Rest in Peace George

by shahid on November 25, 2005

I was wrong about the papers. Not racist, except when it would turn a profit for them. They were talking disgracefully about George Best about a day before he died in such terms:

George Best Slips Away

Slippnig away means dying. The papers wanted to sell, so they pre-sold his death. Their disrespect knows no bounds.

Let’s talk about what I thought of the man.

He was funny, witty, charming, rogueish, a drunken womaniser and most importantly, in my opinion, the greatest footballer of all time.

Hold on - better than Pele? Yes. Pele scored lots of goals, but he scored them for Santos, where his opposition was usually a bunch of 10-year old ladyboys. Better than Maradona? Yes, because although Maradona was skilful, his audacity, despite all that “hand of god” b.s. was no match for Best, who would round a player, then round him again just for a laugh.

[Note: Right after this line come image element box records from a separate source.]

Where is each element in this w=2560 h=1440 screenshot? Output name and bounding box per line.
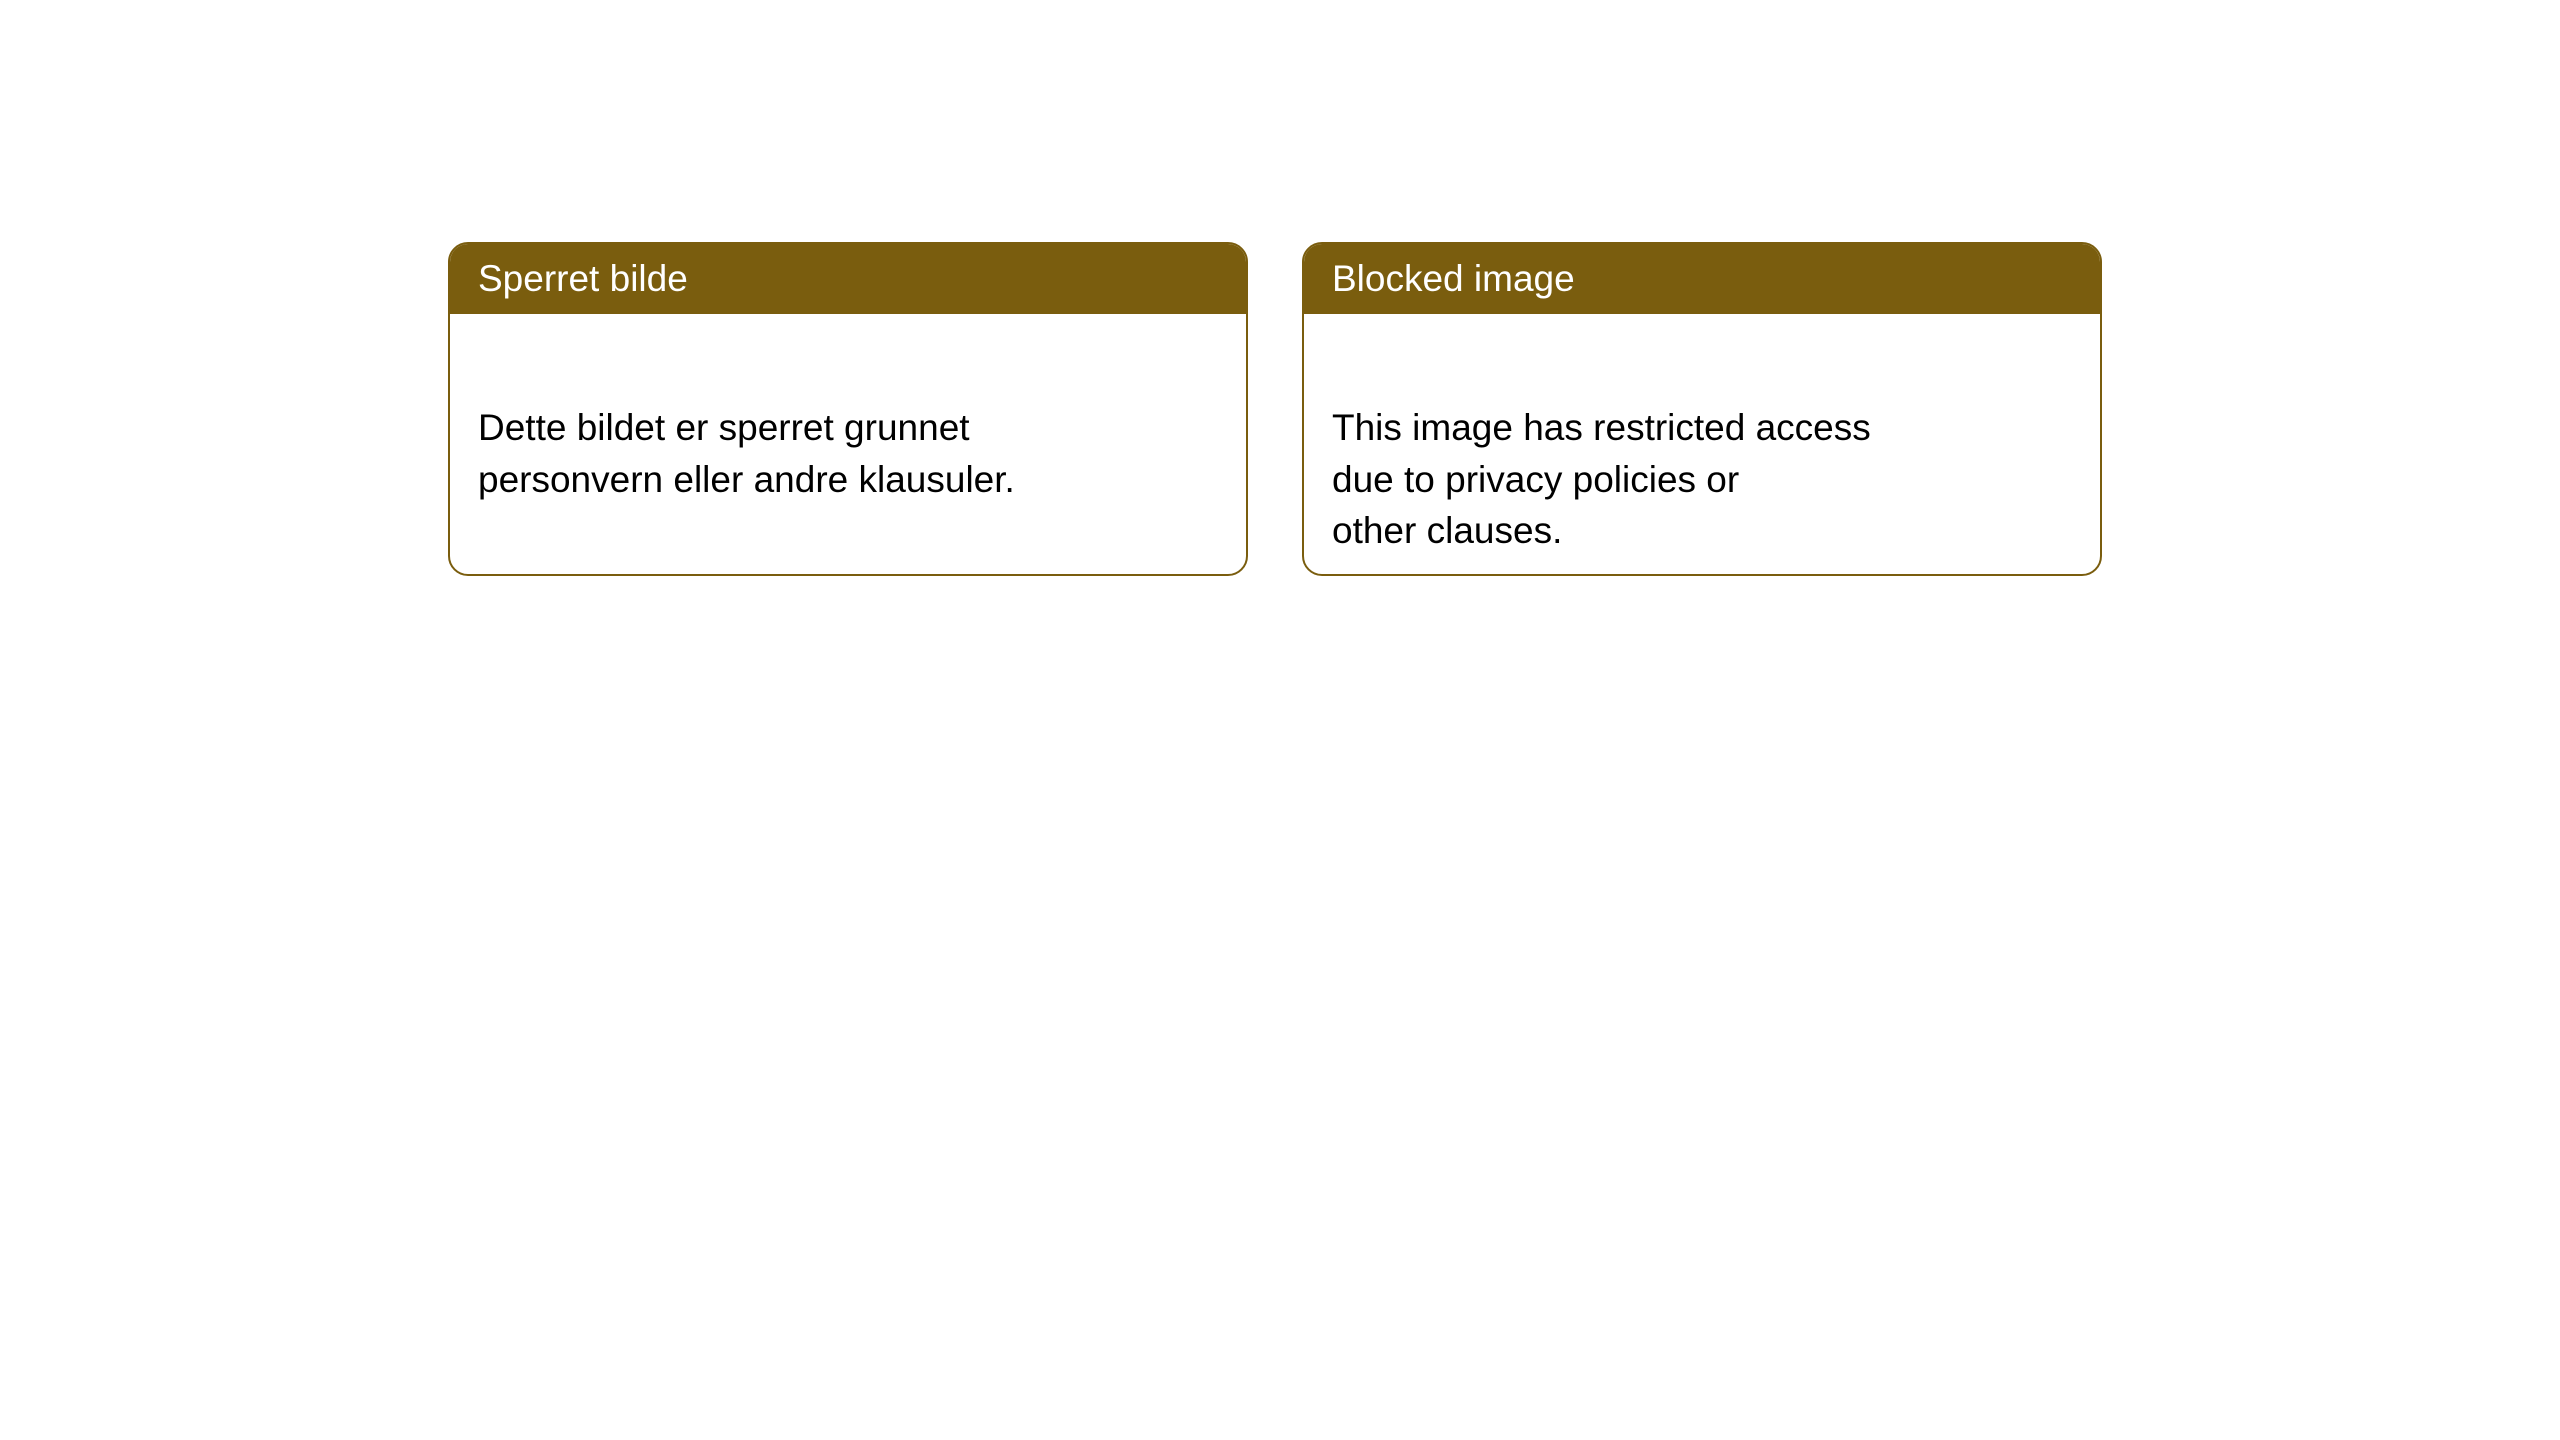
notice-body-text: Dette bildet er sperret grunnet personve… (478, 407, 1015, 500)
notice-body: This image has restricted access due to … (1304, 314, 2100, 576)
notice-container: Sperret bilde Dette bildet er sperret gr… (0, 0, 2560, 576)
notice-body: Dette bildet er sperret grunnet personve… (450, 314, 1246, 541)
notice-header: Sperret bilde (450, 244, 1246, 314)
notice-card-english: Blocked image This image has restricted … (1302, 242, 2102, 576)
notice-body-text: This image has restricted access due to … (1332, 407, 1871, 552)
notice-title: Blocked image (1332, 258, 1575, 299)
notice-header: Blocked image (1304, 244, 2100, 314)
notice-card-norwegian: Sperret bilde Dette bildet er sperret gr… (448, 242, 1248, 576)
notice-title: Sperret bilde (478, 258, 688, 299)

My father saw Best play at his peak. Not on telly of course, but on the field. He spoke of Best with near reverence. My dad had seen Jummy Greaves, Billy Bremner, Peter Lorimer, Dennis Law, some of the finest talents that the United Kingdom had to offer in their generation. Best was peerless.

I recall Best turning up for Wogan utterly blotto (sorry, such an 80s word). He utterly trashed Paul Gascoigne. He thought Gazza was good, but it was laughable for anyone to compare the two. Best made a fool of himself on the show, but he was absolutely stone cold sober when he brushed off the comparison with Gazza. And I believed him.

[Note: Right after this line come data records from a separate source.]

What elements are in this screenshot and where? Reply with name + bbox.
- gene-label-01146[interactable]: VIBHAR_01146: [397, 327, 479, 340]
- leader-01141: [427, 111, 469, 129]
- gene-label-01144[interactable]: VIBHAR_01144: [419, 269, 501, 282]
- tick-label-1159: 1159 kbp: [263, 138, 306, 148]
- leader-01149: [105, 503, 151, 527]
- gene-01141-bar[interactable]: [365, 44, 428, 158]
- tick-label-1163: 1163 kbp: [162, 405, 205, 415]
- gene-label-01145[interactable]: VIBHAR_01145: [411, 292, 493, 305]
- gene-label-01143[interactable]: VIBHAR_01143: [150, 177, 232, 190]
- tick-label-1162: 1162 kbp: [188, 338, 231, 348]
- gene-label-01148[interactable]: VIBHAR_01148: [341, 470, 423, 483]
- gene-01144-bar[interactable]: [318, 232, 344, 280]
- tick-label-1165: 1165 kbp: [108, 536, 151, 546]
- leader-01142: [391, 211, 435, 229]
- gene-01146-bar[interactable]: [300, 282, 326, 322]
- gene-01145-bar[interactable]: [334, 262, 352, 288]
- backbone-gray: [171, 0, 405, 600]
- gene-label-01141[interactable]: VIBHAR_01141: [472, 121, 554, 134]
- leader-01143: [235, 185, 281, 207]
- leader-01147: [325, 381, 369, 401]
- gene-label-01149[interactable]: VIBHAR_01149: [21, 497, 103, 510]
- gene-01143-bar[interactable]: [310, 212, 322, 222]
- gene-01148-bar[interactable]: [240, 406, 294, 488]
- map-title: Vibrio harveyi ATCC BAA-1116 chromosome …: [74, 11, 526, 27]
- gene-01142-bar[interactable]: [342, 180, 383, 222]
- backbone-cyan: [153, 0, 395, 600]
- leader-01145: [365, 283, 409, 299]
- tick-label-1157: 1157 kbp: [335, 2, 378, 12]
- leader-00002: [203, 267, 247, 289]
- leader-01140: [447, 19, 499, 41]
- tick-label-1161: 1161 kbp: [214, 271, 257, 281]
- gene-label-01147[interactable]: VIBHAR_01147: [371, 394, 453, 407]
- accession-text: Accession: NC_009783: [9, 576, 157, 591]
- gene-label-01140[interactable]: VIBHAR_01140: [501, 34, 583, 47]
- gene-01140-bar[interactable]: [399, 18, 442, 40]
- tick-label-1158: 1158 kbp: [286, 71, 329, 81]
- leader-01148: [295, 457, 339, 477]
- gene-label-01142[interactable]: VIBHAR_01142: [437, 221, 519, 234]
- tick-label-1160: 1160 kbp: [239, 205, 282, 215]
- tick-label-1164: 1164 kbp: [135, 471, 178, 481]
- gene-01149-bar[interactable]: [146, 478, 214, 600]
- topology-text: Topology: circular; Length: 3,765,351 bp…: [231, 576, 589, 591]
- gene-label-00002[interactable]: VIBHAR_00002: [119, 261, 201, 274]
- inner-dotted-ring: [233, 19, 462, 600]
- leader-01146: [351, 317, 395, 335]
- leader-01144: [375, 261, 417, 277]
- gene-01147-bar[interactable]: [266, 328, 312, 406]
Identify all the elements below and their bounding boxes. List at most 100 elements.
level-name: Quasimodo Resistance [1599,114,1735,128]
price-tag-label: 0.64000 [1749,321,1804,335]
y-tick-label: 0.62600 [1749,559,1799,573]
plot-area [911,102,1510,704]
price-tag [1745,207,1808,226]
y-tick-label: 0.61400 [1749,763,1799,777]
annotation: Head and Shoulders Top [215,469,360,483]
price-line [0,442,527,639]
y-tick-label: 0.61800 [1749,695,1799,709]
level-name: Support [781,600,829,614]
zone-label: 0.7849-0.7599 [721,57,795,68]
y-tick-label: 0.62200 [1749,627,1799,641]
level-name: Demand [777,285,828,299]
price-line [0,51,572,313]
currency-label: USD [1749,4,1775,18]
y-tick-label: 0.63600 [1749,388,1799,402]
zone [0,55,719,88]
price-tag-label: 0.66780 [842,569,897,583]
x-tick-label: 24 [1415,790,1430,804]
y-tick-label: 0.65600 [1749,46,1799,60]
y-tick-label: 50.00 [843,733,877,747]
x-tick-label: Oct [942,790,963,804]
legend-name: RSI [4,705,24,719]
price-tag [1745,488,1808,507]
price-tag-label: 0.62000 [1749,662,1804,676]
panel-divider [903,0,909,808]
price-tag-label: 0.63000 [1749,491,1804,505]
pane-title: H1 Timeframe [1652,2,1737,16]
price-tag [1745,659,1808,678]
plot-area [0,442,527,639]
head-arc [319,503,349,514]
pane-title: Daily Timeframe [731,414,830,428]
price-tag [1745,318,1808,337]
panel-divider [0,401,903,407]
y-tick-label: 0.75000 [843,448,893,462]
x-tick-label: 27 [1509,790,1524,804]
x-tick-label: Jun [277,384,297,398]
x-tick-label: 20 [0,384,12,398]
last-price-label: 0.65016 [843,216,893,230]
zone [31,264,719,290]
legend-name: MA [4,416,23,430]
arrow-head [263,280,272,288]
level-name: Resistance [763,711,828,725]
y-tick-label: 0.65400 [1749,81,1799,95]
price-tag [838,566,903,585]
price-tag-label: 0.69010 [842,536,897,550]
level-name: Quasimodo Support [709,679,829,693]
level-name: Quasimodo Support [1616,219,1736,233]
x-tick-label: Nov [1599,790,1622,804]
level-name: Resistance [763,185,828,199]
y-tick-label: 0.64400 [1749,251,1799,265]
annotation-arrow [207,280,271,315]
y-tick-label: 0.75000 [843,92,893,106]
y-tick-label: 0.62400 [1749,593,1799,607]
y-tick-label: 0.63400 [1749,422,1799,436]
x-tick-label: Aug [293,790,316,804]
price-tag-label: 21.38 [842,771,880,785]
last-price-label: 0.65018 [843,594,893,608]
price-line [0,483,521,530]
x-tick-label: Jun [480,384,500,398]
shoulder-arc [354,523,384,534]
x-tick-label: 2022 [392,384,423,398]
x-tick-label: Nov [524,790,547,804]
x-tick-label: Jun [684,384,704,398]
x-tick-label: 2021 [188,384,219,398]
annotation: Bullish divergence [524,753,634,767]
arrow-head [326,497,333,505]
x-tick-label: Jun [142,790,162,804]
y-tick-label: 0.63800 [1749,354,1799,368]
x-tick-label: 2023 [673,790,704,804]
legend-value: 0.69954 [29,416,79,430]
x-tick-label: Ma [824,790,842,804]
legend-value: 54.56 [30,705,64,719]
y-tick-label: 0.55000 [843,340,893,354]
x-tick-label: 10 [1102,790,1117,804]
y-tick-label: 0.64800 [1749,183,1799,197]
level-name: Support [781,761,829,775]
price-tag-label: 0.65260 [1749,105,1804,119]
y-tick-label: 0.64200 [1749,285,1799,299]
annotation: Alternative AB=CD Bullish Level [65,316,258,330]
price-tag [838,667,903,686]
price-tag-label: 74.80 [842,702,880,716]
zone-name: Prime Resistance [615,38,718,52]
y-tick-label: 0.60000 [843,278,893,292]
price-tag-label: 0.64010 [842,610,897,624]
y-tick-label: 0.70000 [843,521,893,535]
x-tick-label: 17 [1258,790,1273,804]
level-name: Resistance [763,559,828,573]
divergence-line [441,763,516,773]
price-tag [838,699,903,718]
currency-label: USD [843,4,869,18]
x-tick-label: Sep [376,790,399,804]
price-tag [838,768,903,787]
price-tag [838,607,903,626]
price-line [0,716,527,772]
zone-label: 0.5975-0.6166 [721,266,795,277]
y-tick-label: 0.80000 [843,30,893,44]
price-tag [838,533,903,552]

Best didn’t just beat his opponents. He trashed them, left them on their arse, waited for them to get up and trashed them again. Best was the most appropriately named footballer of all time. George like the Beatle, Best like nobody else.

Best would slalom up the pitch, leaving defender after defender in tears, broken, floored, then, having reached the goal-line, he would pull the ball back, beat another defender, beat the keeper and roll the ball in. He was of course finished very quickly, but the light that burns twice as bright burns half as long.

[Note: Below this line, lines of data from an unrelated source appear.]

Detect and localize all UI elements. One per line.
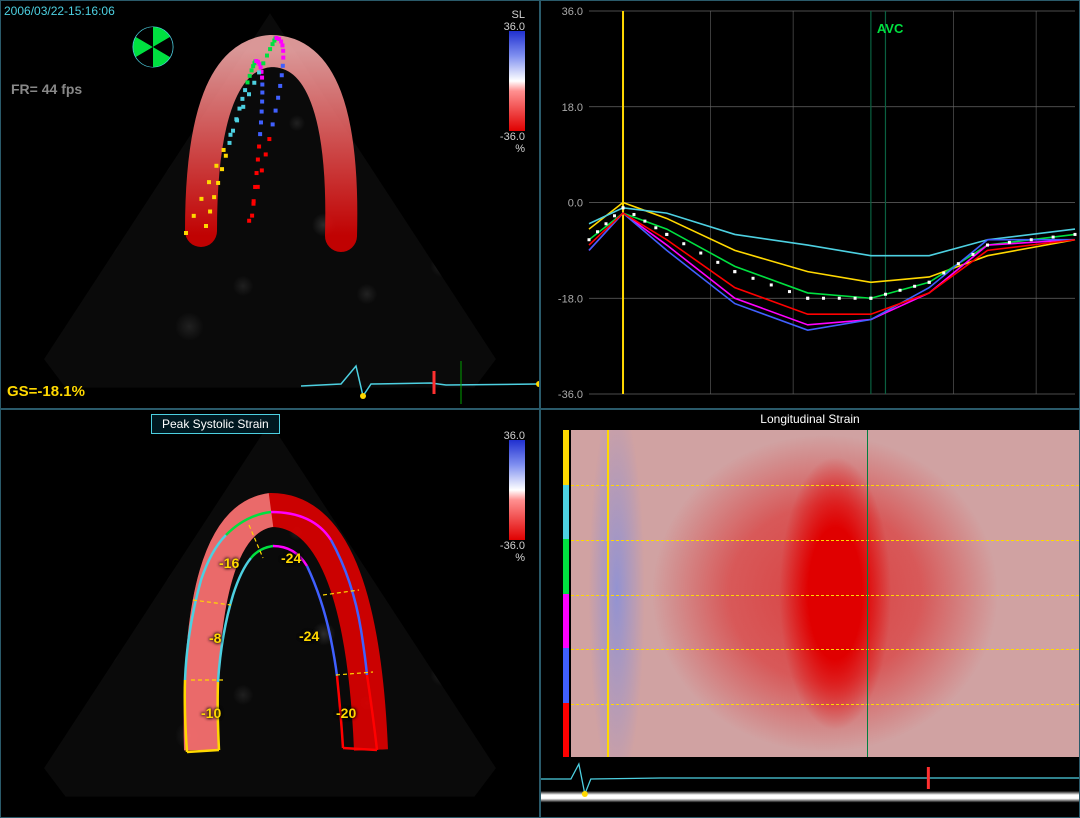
segment-value-mid-septal: -8	[209, 630, 221, 646]
segment-bar	[563, 539, 569, 594]
segment-bar	[563, 594, 569, 649]
segmented-arch	[1, 410, 540, 818]
segment-bar	[563, 430, 569, 485]
mmode-divider	[571, 540, 1079, 541]
svg-text:18.0: 18.0	[562, 102, 583, 114]
segment-bar	[563, 485, 569, 540]
mmode-divider	[571, 704, 1079, 705]
segment-value-apical-lateral: -24	[281, 550, 301, 566]
segment-bar	[563, 703, 569, 758]
avc-label: AVC	[877, 21, 903, 36]
svg-text:-18.0: -18.0	[558, 293, 583, 305]
strain-line-chart[interactable]: 36.0 18.0 0.0 -18.0 -36.0	[541, 1, 1080, 409]
ls-title: Longitudinal Strain	[760, 412, 859, 426]
svg-text:0.0: 0.0	[568, 198, 583, 210]
segment-value-apical-septal: -16	[219, 555, 239, 571]
ecg-trace	[1, 356, 540, 406]
svg-text:36.0: 36.0	[562, 6, 583, 18]
mmode-divider	[571, 649, 1079, 650]
segment-bar	[563, 648, 569, 703]
avc-marker[interactable]	[867, 430, 868, 757]
panel-longitudinal-strain[interactable]: Longitudinal Strain	[540, 409, 1080, 818]
mmode-ecg-strip	[541, 759, 1079, 817]
myocardial-arch-overlay	[1, 1, 540, 409]
segment-color-bars	[563, 430, 569, 757]
mmode-divider	[571, 485, 1079, 486]
segment-value-basal-lateral: -20	[336, 705, 356, 721]
time-marker-start[interactable]	[607, 430, 609, 757]
panel-peak-systolic-strain: Peak Systolic Strain 36.0 -36.0 % -10-8-…	[0, 409, 540, 818]
segment-value-basal-septal: -10	[201, 705, 221, 721]
mmode-divider	[571, 595, 1079, 596]
segment-value-mid-lateral: -24	[299, 628, 319, 644]
panel-strain-overlay: 2006/03/22-15:16:06 FR= 44 fps GS=-18.1%…	[0, 0, 540, 409]
mmode-colormap	[571, 430, 1079, 757]
svg-text:-36.0: -36.0	[558, 389, 583, 401]
panel-strain-curves[interactable]: 36.0 18.0 0.0 -18.0 -36.0 AVC	[540, 0, 1080, 409]
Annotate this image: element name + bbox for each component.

Best played football when men played football. Punches, elbows, leg-breaking two-footed challenges were not just legal, they were de rigeur. Part and parcel of the game. He survived all that and in an unforgettable night, destroyed Benfica, the world’s greatest team, single-handed. United went on to win the European Cup not long after, largely thanks to Best, when he was also voted European Footballer of the Year.

The only player who compares is Ronaldinho, who I think batters Maradona and Pele into a cocked hat. Don’t talk to me about Cruyff, Beckenbauer or di Stefano. These players were stylish, perceptive and beautiful, but Best was magic. Best was a wizard when cliches were still perfectly good words.

What else was he? Does it really matter? He defined football for an entire generation and no matter how hard Ryan Giggs tried - and Giggs was one of the finest wingers of all time, let there be no doubt - he would forever remain in the shadow of the greatest artisan, the most skilled practitioner that the beautiful game has ever known.

Football no longer has a place for characters like Best, which is precisely why no one will ever better him. How do you better the best anyway? Asked where his money went, he answered, immortally:

“I spent a lot of money on booze, birds and fast cars. The rest I just squandered”

Rest in peace George.

{ 1 comment… read it below or add one }

1

de 11.26.05 at 1:16 am

I was part of “the generation that missed Best”. He didn’t have the world stage that Pele had - but Pele never bothered tackling. Best seemed to play the entire game himself.

I think thats why people are so protective towards Rooney; no point realising too late that he is the Best we are going to get for a while.